Magnetic spin precessing at the frequency of the Rf pulse will absorb energy and move to the higher energy state. Thereafter, excited protons “relax,” emitting the absorbed energy and returning to their original low-energy state. The emitted Rf energy constitutes the signal that ultimately generates an MR image. Conceptually, the NMV is aligned parallel to B 0 preceding the Rf excitation pulse. The Rf excitation pulse shifts spins into the higher energy state and the NMV away from the longitudinal axis of B 0 into the transverse plane. So, initially, the NMV is longitudinal—parallel to B 0 —and tilted by the Rf excitation pulse away from B 0 into the transverse plane ( Fig. 1.5 ). The transverse component of the spin vector ultimately constitutes the MR signal.

▪ FIG. 1.5, Net magnetic vector (NMV) tilted by the radiofrequency (Rf) excitation pulse.

The Gradient System

A gradient system (a spatially varying magnetic field superimposed on spatially uniform B 0 ) distorts the magnetic environment in order to selectively excite a region—or slice—of tissue at a time to facilitate image generation and to send spatial information into the excited volume of protons. The gradient system includes three separate gradients each designed for its designated orthogonal plane: x, y, and z ( Fig. 1.6 ). Each gradient is a coil through which current passes to induce changes in B 0 and a linear variation in the main magnetic field (B 0 ) along its respective axis. In other words, a gradient alters the B 0 along a scale such that the magnetic field strength at one end of the gradient is stronger than the other (see Fig. 1.6 ).
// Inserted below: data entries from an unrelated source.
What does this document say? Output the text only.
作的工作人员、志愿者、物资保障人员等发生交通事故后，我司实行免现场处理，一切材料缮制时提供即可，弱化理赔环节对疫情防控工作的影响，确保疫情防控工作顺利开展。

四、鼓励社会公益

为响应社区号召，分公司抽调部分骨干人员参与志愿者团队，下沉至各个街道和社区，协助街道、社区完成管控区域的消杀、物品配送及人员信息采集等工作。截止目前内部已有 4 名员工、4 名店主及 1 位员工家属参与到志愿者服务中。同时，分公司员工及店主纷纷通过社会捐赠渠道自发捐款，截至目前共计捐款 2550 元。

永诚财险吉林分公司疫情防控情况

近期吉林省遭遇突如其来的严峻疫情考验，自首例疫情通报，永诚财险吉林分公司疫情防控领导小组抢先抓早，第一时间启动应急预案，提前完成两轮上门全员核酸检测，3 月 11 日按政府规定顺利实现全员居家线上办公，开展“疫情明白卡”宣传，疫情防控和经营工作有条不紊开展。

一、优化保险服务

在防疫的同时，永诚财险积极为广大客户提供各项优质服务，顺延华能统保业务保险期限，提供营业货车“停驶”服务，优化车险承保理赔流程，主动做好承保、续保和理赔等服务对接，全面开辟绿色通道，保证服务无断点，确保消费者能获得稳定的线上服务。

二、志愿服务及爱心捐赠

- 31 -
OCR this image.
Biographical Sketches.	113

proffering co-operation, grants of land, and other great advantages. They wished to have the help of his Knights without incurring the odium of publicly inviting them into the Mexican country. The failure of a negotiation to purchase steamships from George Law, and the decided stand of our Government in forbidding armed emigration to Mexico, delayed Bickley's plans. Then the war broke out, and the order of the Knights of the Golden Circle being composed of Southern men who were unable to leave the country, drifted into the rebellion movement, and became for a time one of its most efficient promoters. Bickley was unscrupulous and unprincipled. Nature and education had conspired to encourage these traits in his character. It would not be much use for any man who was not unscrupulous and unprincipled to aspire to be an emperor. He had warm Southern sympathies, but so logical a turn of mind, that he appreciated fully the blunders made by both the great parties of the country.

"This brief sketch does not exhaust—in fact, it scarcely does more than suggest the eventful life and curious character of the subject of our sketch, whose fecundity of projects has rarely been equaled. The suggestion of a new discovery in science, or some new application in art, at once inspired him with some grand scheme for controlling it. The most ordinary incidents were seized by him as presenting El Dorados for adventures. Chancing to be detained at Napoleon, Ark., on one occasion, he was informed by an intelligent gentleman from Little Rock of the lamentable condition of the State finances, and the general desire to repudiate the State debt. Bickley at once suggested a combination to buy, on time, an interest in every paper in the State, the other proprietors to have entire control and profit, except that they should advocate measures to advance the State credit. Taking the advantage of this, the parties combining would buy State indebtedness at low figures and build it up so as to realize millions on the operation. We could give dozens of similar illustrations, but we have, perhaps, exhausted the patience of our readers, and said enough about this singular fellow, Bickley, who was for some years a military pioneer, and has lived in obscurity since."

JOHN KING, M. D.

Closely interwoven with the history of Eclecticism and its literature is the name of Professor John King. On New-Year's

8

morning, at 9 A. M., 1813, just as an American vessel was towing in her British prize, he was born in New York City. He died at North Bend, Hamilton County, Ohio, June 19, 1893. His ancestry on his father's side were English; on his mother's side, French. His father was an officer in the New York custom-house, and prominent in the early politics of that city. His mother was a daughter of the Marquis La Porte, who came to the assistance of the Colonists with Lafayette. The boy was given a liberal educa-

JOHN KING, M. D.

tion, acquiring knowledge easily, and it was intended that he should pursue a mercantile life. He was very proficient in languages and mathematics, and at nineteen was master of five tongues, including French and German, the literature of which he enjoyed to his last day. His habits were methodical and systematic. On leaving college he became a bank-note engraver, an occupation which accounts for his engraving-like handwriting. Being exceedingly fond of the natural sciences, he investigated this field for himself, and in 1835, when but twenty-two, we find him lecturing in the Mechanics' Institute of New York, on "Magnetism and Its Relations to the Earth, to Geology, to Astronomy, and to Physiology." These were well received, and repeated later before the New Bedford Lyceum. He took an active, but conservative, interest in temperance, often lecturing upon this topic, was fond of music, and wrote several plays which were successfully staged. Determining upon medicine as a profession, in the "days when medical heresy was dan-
▪ FIG. 1.6, Schematic of a magnetic field gradient.

The z—or slice-select—gradient (G z or G s ) establishes the environment in which a specific slice of protons is excited. By varying the magnetic field strength along the axis of B 0 , the slice-select gradient concordantly varies the precessional frequency of the protons along the B 0 axis. Consequently, an Rf pulse emitted with a narrow range of frequencies excites only a thin slice of protons ( Fig. 1.7 ). The narrow range of frequencies included in the Rf pulse—the transmit bandwidth—thereby determines the thickness of the excited slice of protons. This slice of excited protons ultimately constitutes the MR image.

▪ FIG. 1.7, Slice-select gradient and the radiofrequency (Rf) pulse.

X- and y-gradients incorporate additional spatial information into the excited slice of protons, allowing the emitted MR energy to be converted into an MR image. The gradients are applied in axes orthogonal to the slice-select gradient. The x-gradient—or frequency-encoding gradient or readout gradient (G x or G f )—applied perpendicular to B 0 —functions analogously to the slice-select gradient. By orchestrating a gradient magnetic field, spins vary in precessional frequency along a spectrum from one end of the excited slice of protons to the other ( Fig. 1.8 ). Because spins precessing at different frequencies result in destructive interference, which reduces the emitted signal, the frequency-encoding gradient is applied in two separate phases, or lobes—the dephasing and rephasing lobes ( Fig. 1.9 ).

▪ FIG. 1.8, The frequency-encoding gradient.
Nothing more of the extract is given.